Esta manera de concebir la cuestión indígena tuvo un efecto negativo sobre los reclamos políticos y jurídicos de comunidades, organizaciones, familias y personas, ya que les impidió invocar sus derechos y tradiciones como pueblos precolombinos. Si bien existieron voces críticas que denunciaban la violencia del sometimiento y la incorporación indígena, estas no cuestionaron los argumentos de fondo que hablaban de la conquista como un episodio deseable e inevitable. Frente a autoridades estatales e instituciones de la sociedad que entendían que las culturas y organizaciones originarias deberían tarde o temprano desaparecer, las comunidades indígenas tuvieron todo tipo de dificultades para preservar sus formas de vida.
El retorno al gobierno constitucional en 1983, que permitió el cuestionamiento legal de los crímenes cometidos por la dictadura militar, condujo a que se creara una nueva conciencia de los derechos civiles. En este nuevo marco, los pueblos indígenas, por la acción de sus organizaciones, lograron incorporar por primera vez sus derechos en una agenda más amplia, enmarcada en la categoría de derechos humanos. El contexto internacional también se volvió favorable a este reclamo, a partir de similares tomas de conciencia del sometimiento de la población indígena de muchos lugares del mundo y de la violencia ejercida contra ella.
La conmemoración de los 500 años del viaje de Colón de 1992 fue una instancia clave para que estas denuncias llegaran a los medios y al gran público de toda América, y se popularizaran los conceptos de genocidio y etnocidio. También comenzaron a emplearlos y a discutirlos en esos años historiadores, antropólogos y sociólogos, los que retomaron y profundizaron planteos previos de investigadores como el mexicano Miguel León Portilla o el francés Nathan Wachtel. Este replanteo adoptó formas diferentes en diversos países, entre ellos, los latinoamericanos, los Estados Unidos o Australia.
Instrucción del batallón 2 de infantería de línea. Foto Pedro Morelli. Servicio Histórico del Ejército.
Asimismo, 1983 marcó el inicio de cambios en la forma de analizar el sometimiento indígena en el medio académico argentino y, más importante, en la construcción del conocimiento de la cultura, la historia y el presente de esos pueblos. Figuras destacadas de ese giro fueron la antropóloga Martha Bechis y el mencionado Mandrini, quienes propusieron abordar la historia de los pueblos pampeanos y norpatagónicos en un marco de referencia que excediera la frontera nacional e incluyera la Araucanía chilena. Sus trabajos, igual que los de otros autores argentinos como Miguel Ángel Palermo y Lidia Nacuzzi, o los de académicos chilenos como José Bengoa, Leonardo León Solis y Jorge Pinto Rodríguez, rompieron los estereotipos que concebían a las sociedades indígenas de la región como un mundo social estático cuya modificaciones solo consistían en pérdidas culturales, extinciones de grupos o dominio de un grupo sobre otro. Investigadores europeos y norteamericanos, como el francés Guillaume Boccara y la estadounidense Kristine Jones, adoptaron puntos de vista similares.

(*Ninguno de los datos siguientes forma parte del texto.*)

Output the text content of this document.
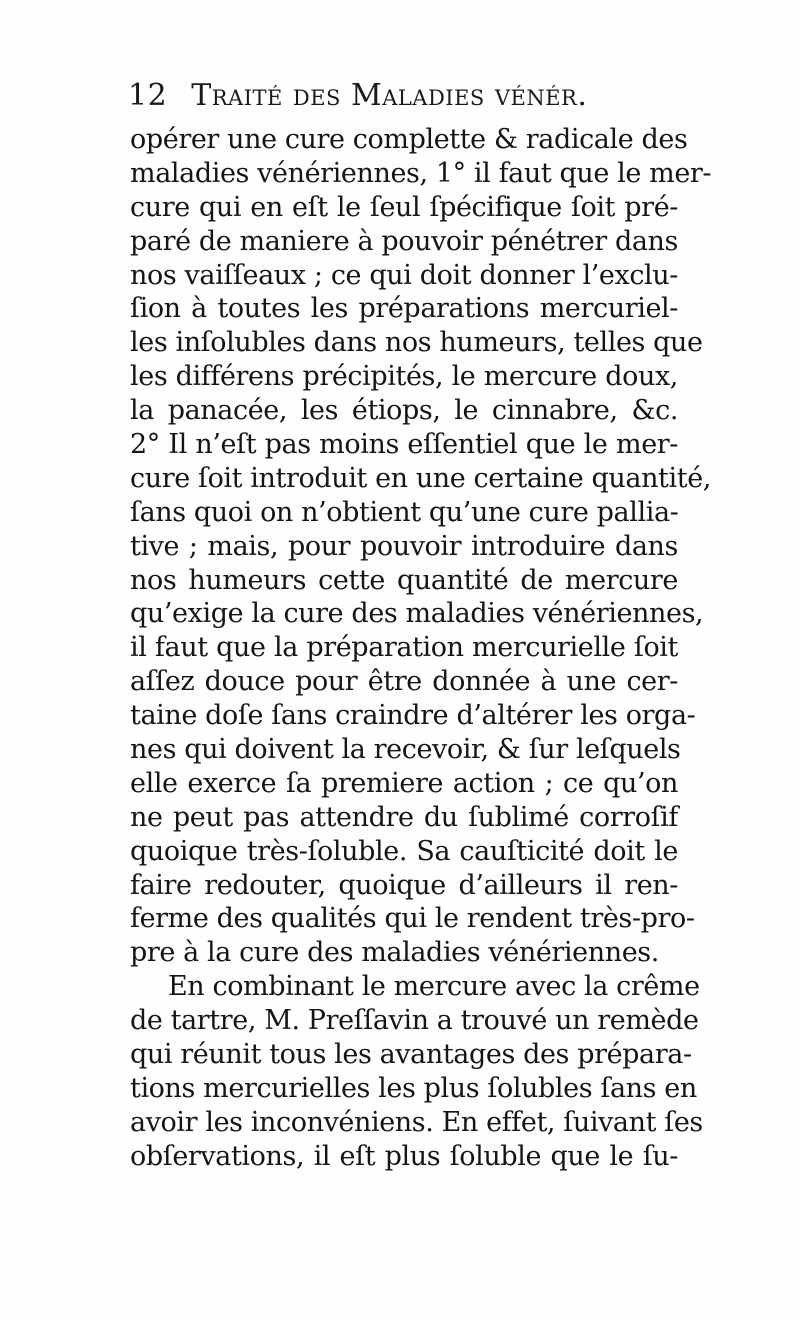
12 Traité des Maladies vénér.
opérer une cure complette & radicale des
maladies vénériennes, 1° il faut que le mer-
cure qui en eſt le ſeul ſpécifique ſoit pré-
paré de maniere à pouvoir pénétrer dans
nos vaiſſeaux ; ce qui doit donner l’exclu-
ſion à toutes les préparations mercuriel-
les inſolubles dans nos humeurs, telles que
les différens précipités, le mercure doux,
la panacée, les étiops, le cinnabre, &c.
2° Il n’eſt pas moins eſſentiel que le mer-
cure ſoit introduit en une certaine quantité,
ſans quoi on n’obtient qu’une cure pallia-
tive ; mais, pour pouvoir introduire dans
nos humeurs cette quantité de mercure
qu’exige la cure des maladies vénériennes,
il faut que la préparation mercurielle ſoit
aſſez douce pour être donnée à une cer-
taine doſe ſans craindre d’altérer les orga-
nes qui doivent la recevoir, & ſur leſquels
elle exerce ſa premiere action ; ce qu’on
ne peut pas attendre du ſublimé corroſif
quoique très-ſoluble. Sa cauſticité doit le
faire redouter, quoique d’ailleurs il ren-
ferme des qualités qui le rendent très-pro-
pre à la cure des maladies vénériennes.
En combinant le mercure avec la crême
de tartre, M. Preſſavin a trouvé un remède
qui réunit tous les avantages des prépara-
tions mercurielles les plus ſolubles ſans en
avoir les inconvéniens. En effet, ſuivant ſes
obſervations, il eſt plus ſoluble que le ſu-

Los enfoques arqueológicos y la etnohistoria también ayudaron a desentrañar el complejo panorama de relaciones sociales, económicas y políticas de los diversos grupos indígenas asentados en el extenso espacio entre el Pacífico y el Atlántico, en el que también habitaban hispanocriollos. Se puso así de manifiesto que las fronteras entre las sociedades de estos y de aquellos eran porosas y cambiantes, y que la cordillera de los Andes había sido atravesada de modo continuo en una y otra dirección a lo largo de los siglos, mucho antes de la formación de los Estados chileno y argentino.
Una importante novedad metodológica de las últimas décadas fue el uso de la memoria oral como fuente histórica. Los relatos transmitidos de generación en generación permitieron complementar los conocimientos obtenidos de la documentación de archivos históricos y comprender mejor el funcionamiento de redes sociales y los patrones de movilidad espacial. Ello también abrió la posibilidad de conocer la perspectiva indígena sobre estas cuestiones.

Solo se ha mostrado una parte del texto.